Bernie's "electability"


At this point in 2016, the consensus among the talking heads was that Donald Tr*mp could never win the Republican candidacy, much less the presidency.  Surely, they opined, Tr*mp was too extreme, too unorthodox: the nominee would be a far safer candidate.  (Remember Jeb Bush?)

What the punditry missed was that it was Tr*mp's unorthodoxy – his disregard the "rules" – that powered his candidacy.  Tr*mp was a disruptor – a norm-breaking agent of change – and change was just what many voters desperately wanted.  It was the same impulse that helped Obama win in 2008.  (The black guy just had to be different – right?)

For decades, American optimism has been in decline.  Only a third believe their children will be better off than they are, and the data indicate that the majority two-thirds are probably correct.  Over the past three years, nothing has happened to change those attitudes.  A low unemployment rate makes it easier to find a second job when your first job won't pay the bills, but that's not a recipe for life satisfaction.  In the critical Rust Belt states, Tr*mp's trade wars have reduced the number of well-paid manufacturing jobs; and insecure "gig" jobs with no benefits offer little comfort.

The face of change this time around is Bernie Sanders, and his plan for disrupting the status quo centers around redistributing wealth from the obscenely rich to the rest of us.  Granted, the USofA already may be too corrupt for that goal to be attainable, but that doesn't make the goal any less attractive to the many who feel left behind, or any less valid if we hope to salvage some of what we call "democracy" in America.

Tr*mp's own weaknesses could make him vulnerable to any potential Democratic opponent (with the possible exception of Joe Biden), but cautious incrementalism doesn't inspire voters to flock to the polls.  The real "swing voters" aren't cautious moderates; they're angry malcontents.  Like it or not, Bernie is the Democratic Party's best chance to win over those voters and take the presidency.

Sunday, February 16, 2020

Justice


I'll never forget the look of shock and horror on the young ADA's face when the grand jury I was serving on failed to endorse just one count of a multi-count indictment against a drunk who had seriously annoyed some local cops.  It was the only charge we failed to endorse among the dozens of cases brought before us that month.

I wish I could have seen the expression on William Barr's face when his prosecutors told him they couldn't win an indictment of Andrew McCabe after nearly two years of  trying — but I guess I'll have to be satisfied by his tortured efforts to explain how Our President's tweets make his job {punishing Tr*mp's enemies and rewarding his friends) "impossible."  If he was trying to salvage a scrap of self-respect, his effort was singularly unsuccessful.

"I'm not going to be bullied by anyone," the AG proclaimed.  Perhaps.  Maybe it doesn't count as bullying when you've already rolled over and played dead.

Thursday, February 6, 2020

The Romney Vote


It wasn't Mitt Romney, Republican Senator, who voted to find Tr*mp guilty of abuse of power yesterday: it was Mitt Romney, Elder of the Church of Jesus Christ of Latter-day Saints.  Romney is serious about his role as a Mormon leader, and felt duty-bound to make a moral decision.  While "situation ethics" overwhelmed American Evangelicals as they transformed their religious movement into a political force, Mormons seem more inclined to stick with first principles.

Clearly, the LDS Church is conservative, despite some of the "socialistic" aspects of its theology; and has been reliably Republican at least since Ezra Taft Benson served in the Eisenhower administration.

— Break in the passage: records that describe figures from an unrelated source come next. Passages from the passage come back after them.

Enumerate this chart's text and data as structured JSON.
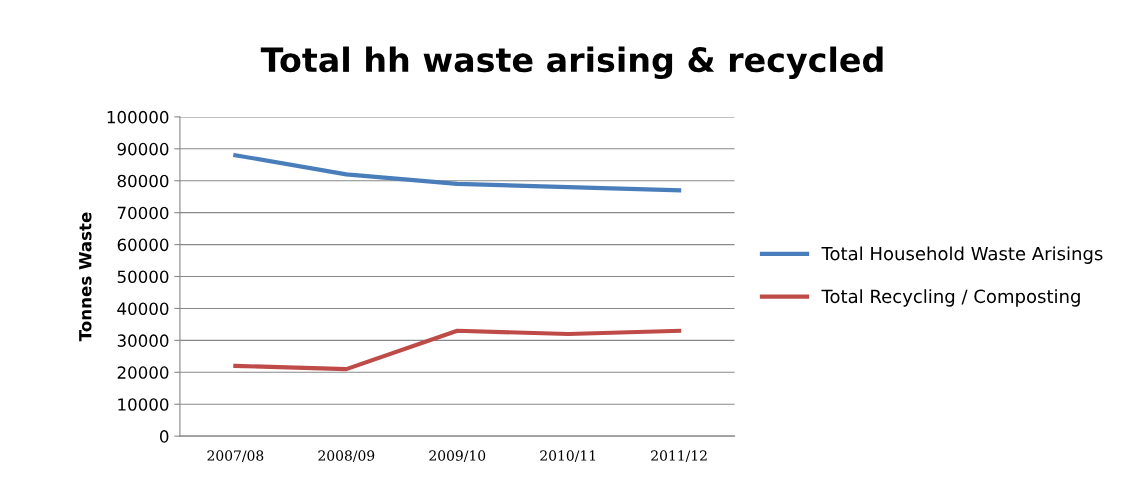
{
  "chart_data": {
    "type": "line",
    "title": "Total hh waste arising & recycled",
    "ylabel": "Tonnes Waste",
    "categories": [
      "2007/08",
      "2008/09",
      "2009/10",
      "2010/11",
      "2011/12"
    ],
    "series": [
      {
        "name": "Total Household Waste Arisings",
        "color": "#4a7ebb",
        "values": [
          88000,
          82000,
          79000,
          78000,
          77000
        ]
      },
      {
        "name": "Total Recycling / Composting",
        "color": "#be4b48",
        "values": [
          22000,
          21000,
          33000,
          32000,
          33000
        ]
      }
    ],
    "ylim": [
      0,
      100000
    ],
    "yticks": [
      0,
      10000,
      20000,
      30000,
      40000,
      50000,
      60000,
      70000,
      80000,
      90000,
      100000
    ],
    "grid": "y",
    "legend": "right",
    "marker": "none",
    "line_style": "solid"
  }
}
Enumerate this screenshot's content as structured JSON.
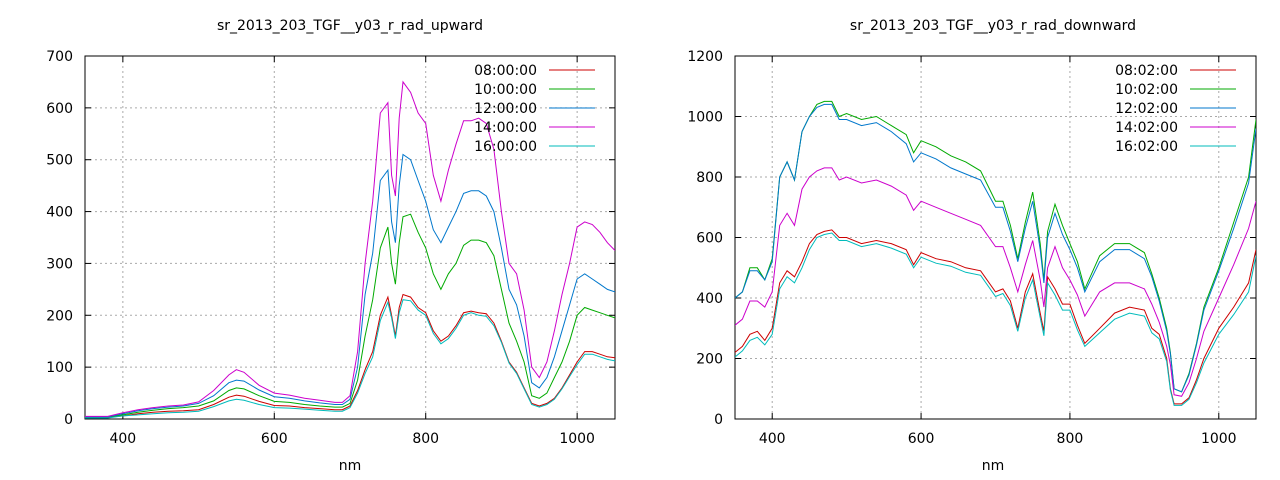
{
  "chart_data": [
    {
      "type": "line",
      "title": "sr_2013_203_TGF__y03_r_rad_upward",
      "xlabel": "nm",
      "ylabel": "",
      "xlim": [
        350,
        1050
      ],
      "ylim": [
        0,
        700
      ],
      "xticks": [
        400,
        600,
        800,
        1000
      ],
      "yticks": [
        0,
        100,
        200,
        300,
        400,
        500,
        600,
        700
      ],
      "grid": true,
      "legend": "top-right",
      "x": [
        350,
        380,
        400,
        420,
        440,
        460,
        480,
        500,
        520,
        540,
        550,
        560,
        580,
        600,
        620,
        640,
        660,
        680,
        690,
        700,
        710,
        720,
        730,
        740,
        750,
        755,
        760,
        765,
        770,
        780,
        790,
        800,
        810,
        820,
        830,
        840,
        850,
        860,
        870,
        880,
        890,
        900,
        910,
        920,
        930,
        940,
        950,
        960,
        970,
        980,
        990,
        1000,
        1010,
        1020,
        1030,
        1040,
        1050
      ],
      "series": [
        {
          "name": "08:00:00",
          "color": "#cc0000",
          "values": [
            3,
            3,
            6,
            10,
            13,
            15,
            16,
            18,
            28,
            42,
            46,
            44,
            34,
            26,
            25,
            22,
            20,
            18,
            18,
            25,
            55,
            95,
            130,
            200,
            235,
            200,
            160,
            215,
            240,
            235,
            215,
            205,
            170,
            150,
            160,
            180,
            205,
            208,
            205,
            203,
            185,
            150,
            110,
            90,
            60,
            30,
            25,
            30,
            40,
            60,
            85,
            110,
            130,
            130,
            125,
            120,
            118
          ]
        },
        {
          "name": "10:00:00",
          "color": "#00aa00",
          "values": [
            4,
            4,
            8,
            13,
            17,
            20,
            22,
            25,
            35,
            55,
            60,
            58,
            45,
            34,
            32,
            28,
            25,
            23,
            23,
            30,
            75,
            160,
            230,
            330,
            370,
            300,
            260,
            340,
            390,
            395,
            360,
            330,
            280,
            250,
            280,
            300,
            335,
            345,
            345,
            340,
            315,
            250,
            185,
            150,
            110,
            45,
            40,
            50,
            80,
            110,
            150,
            200,
            215,
            210,
            205,
            200,
            195
          ]
        },
        {
          "name": "12:00:00",
          "color": "#0077cc",
          "values": [
            4,
            4,
            10,
            16,
            20,
            23,
            25,
            30,
            45,
            70,
            75,
            73,
            56,
            43,
            40,
            35,
            31,
            28,
            28,
            38,
            100,
            240,
            320,
            460,
            480,
            380,
            340,
            450,
            510,
            500,
            460,
            420,
            365,
            340,
            370,
            400,
            435,
            440,
            440,
            430,
            400,
            330,
            250,
            220,
            160,
            70,
            60,
            80,
            120,
            170,
            220,
            270,
            280,
            270,
            260,
            250,
            245
          ]
        },
        {
          "name": "14:00:00",
          "color": "#cc00cc",
          "values": [
            5,
            5,
            12,
            18,
            22,
            25,
            27,
            33,
            55,
            85,
            95,
            90,
            65,
            50,
            46,
            40,
            36,
            32,
            32,
            45,
            130,
            300,
            420,
            590,
            610,
            470,
            430,
            580,
            650,
            630,
            590,
            570,
            470,
            420,
            480,
            530,
            575,
            575,
            580,
            570,
            520,
            400,
            300,
            280,
            210,
            100,
            80,
            110,
            170,
            240,
            300,
            370,
            380,
            375,
            360,
            340,
            325
          ]
        },
        {
          "name": "16:00:00",
          "color": "#00bbbb",
          "values": [
            2,
            2,
            6,
            8,
            10,
            12,
            13,
            15,
            24,
            35,
            38,
            36,
            28,
            22,
            21,
            19,
            17,
            15,
            15,
            22,
            50,
            88,
            120,
            190,
            225,
            195,
            155,
            205,
            230,
            228,
            210,
            200,
            165,
            145,
            155,
            175,
            200,
            205,
            200,
            198,
            180,
            148,
            108,
            88,
            58,
            28,
            23,
            28,
            38,
            58,
            82,
            105,
            125,
            125,
            120,
            115,
            112
          ]
        }
      ]
    },
    {
      "type": "line",
      "title": "sr_2013_203_TGF__y03_r_rad_downward",
      "xlabel": "nm",
      "ylabel": "",
      "xlim": [
        350,
        1050
      ],
      "ylim": [
        0,
        1200
      ],
      "xticks": [
        400,
        600,
        800,
        1000
      ],
      "yticks": [
        0,
        200,
        400,
        600,
        800,
        1000,
        1200
      ],
      "grid": true,
      "legend": "top-right",
      "x": [
        350,
        360,
        370,
        380,
        390,
        400,
        410,
        420,
        430,
        440,
        450,
        460,
        470,
        480,
        490,
        500,
        520,
        540,
        560,
        580,
        590,
        600,
        620,
        640,
        660,
        680,
        700,
        710,
        720,
        730,
        740,
        750,
        760,
        765,
        770,
        780,
        790,
        800,
        810,
        820,
        840,
        860,
        880,
        900,
        910,
        920,
        930,
        935,
        940,
        950,
        960,
        970,
        980,
        1000,
        1020,
        1040,
        1050
      ],
      "series": [
        {
          "name": "08:02:00",
          "color": "#cc0000",
          "values": [
            220,
            240,
            280,
            290,
            260,
            300,
            450,
            490,
            470,
            520,
            580,
            610,
            620,
            625,
            600,
            600,
            580,
            590,
            580,
            560,
            510,
            550,
            530,
            520,
            500,
            490,
            420,
            430,
            390,
            300,
            420,
            480,
            350,
            290,
            470,
            430,
            380,
            380,
            310,
            250,
            300,
            350,
            370,
            360,
            300,
            280,
            200,
            100,
            50,
            50,
            70,
            130,
            200,
            300,
            370,
            450,
            560
          ]
        },
        {
          "name": "10:02:00",
          "color": "#00aa00",
          "values": [
            400,
            420,
            500,
            500,
            460,
            530,
            800,
            850,
            790,
            950,
            1000,
            1040,
            1050,
            1050,
            1000,
            1010,
            990,
            1000,
            970,
            940,
            880,
            920,
            900,
            870,
            850,
            820,
            720,
            720,
            640,
            530,
            650,
            750,
            580,
            460,
            620,
            710,
            640,
            580,
            520,
            430,
            540,
            580,
            580,
            550,
            480,
            400,
            300,
            220,
            100,
            90,
            150,
            250,
            370,
            500,
            650,
            800,
            990
          ]
        },
        {
          "name": "12:02:00",
          "color": "#0077cc",
          "values": [
            400,
            420,
            490,
            490,
            460,
            520,
            800,
            850,
            790,
            950,
            1000,
            1030,
            1040,
            1040,
            990,
            990,
            970,
            980,
            950,
            910,
            850,
            880,
            860,
            830,
            810,
            790,
            700,
            700,
            620,
            520,
            630,
            720,
            560,
            450,
            600,
            680,
            610,
            560,
            500,
            420,
            520,
            560,
            560,
            530,
            470,
            390,
            290,
            215,
            100,
            90,
            145,
            245,
            360,
            490,
            630,
            780,
            960
          ]
        },
        {
          "name": "14:02:00",
          "color": "#cc00cc",
          "values": [
            310,
            330,
            390,
            390,
            370,
            420,
            640,
            680,
            640,
            760,
            800,
            820,
            830,
            830,
            790,
            800,
            780,
            790,
            770,
            740,
            690,
            720,
            700,
            680,
            660,
            640,
            570,
            570,
            500,
            420,
            510,
            590,
            460,
            370,
            500,
            570,
            500,
            460,
            410,
            340,
            420,
            450,
            450,
            430,
            380,
            320,
            240,
            180,
            80,
            75,
            120,
            200,
            290,
            400,
            510,
            630,
            720
          ]
        },
        {
          "name": "16:02:00",
          "color": "#00bbbb",
          "values": [
            205,
            225,
            260,
            270,
            245,
            280,
            430,
            470,
            450,
            500,
            560,
            600,
            610,
            615,
            590,
            590,
            570,
            580,
            565,
            545,
            500,
            535,
            515,
            505,
            485,
            475,
            405,
            415,
            375,
            290,
            400,
            460,
            335,
            275,
            450,
            410,
            360,
            360,
            295,
            240,
            285,
            330,
            350,
            340,
            285,
            265,
            190,
            95,
            45,
            45,
            65,
            120,
            185,
            280,
            345,
            420,
            540
          ]
        }
      ]
    }
  ]
}
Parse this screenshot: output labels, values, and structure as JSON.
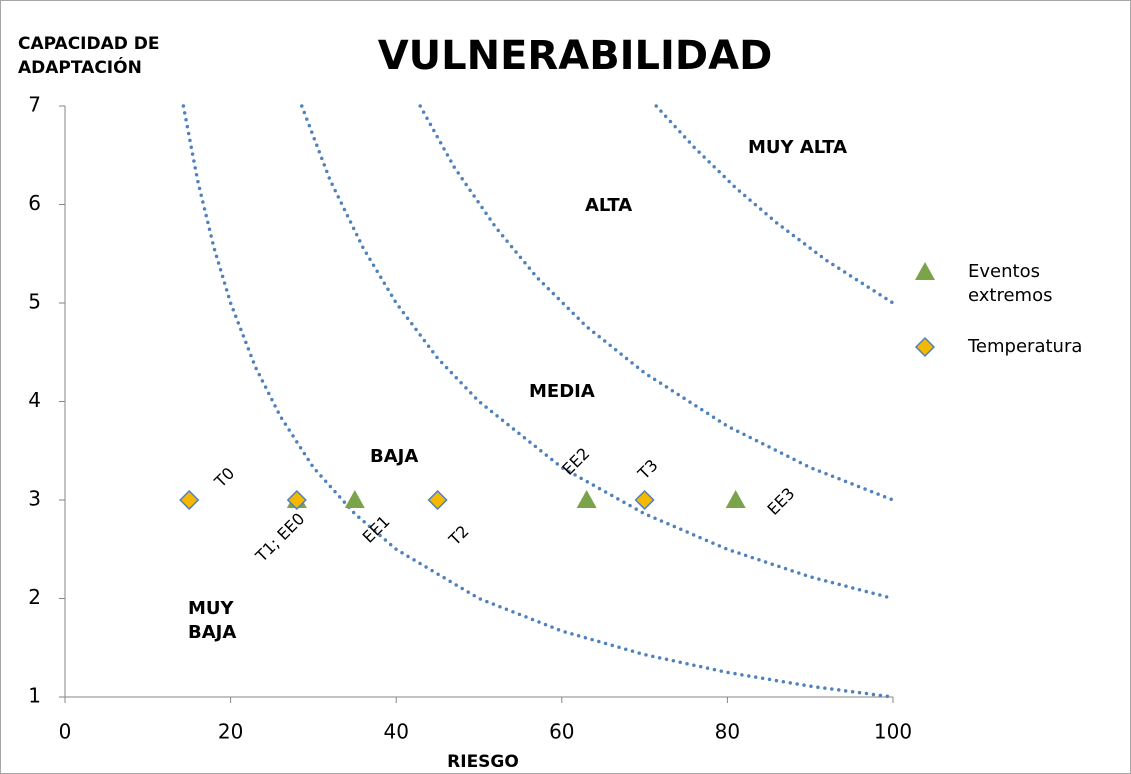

Nevertheless, Mormons remember their long history as outsiders in America, forced to flee from the East Coast to the Midwest to the deserts of Utah and Nevada.  Other politically conservative Christian denominations still refuse to accept them as "real" Christians – so their integration into the American mainstream remains incomplete.  Mormons remain a "minority group" in the USofA.

While Romney's vote to impeach may do him some political damage in Utah, it's hard to imagine Mormon Utah failing to re-elect him to the Senate in 2023.  Still – despite the fact that his political peril is far less than what other prodigal Republican would have encountered – his decision to vote for impeachment was courageous and worthy of admiration.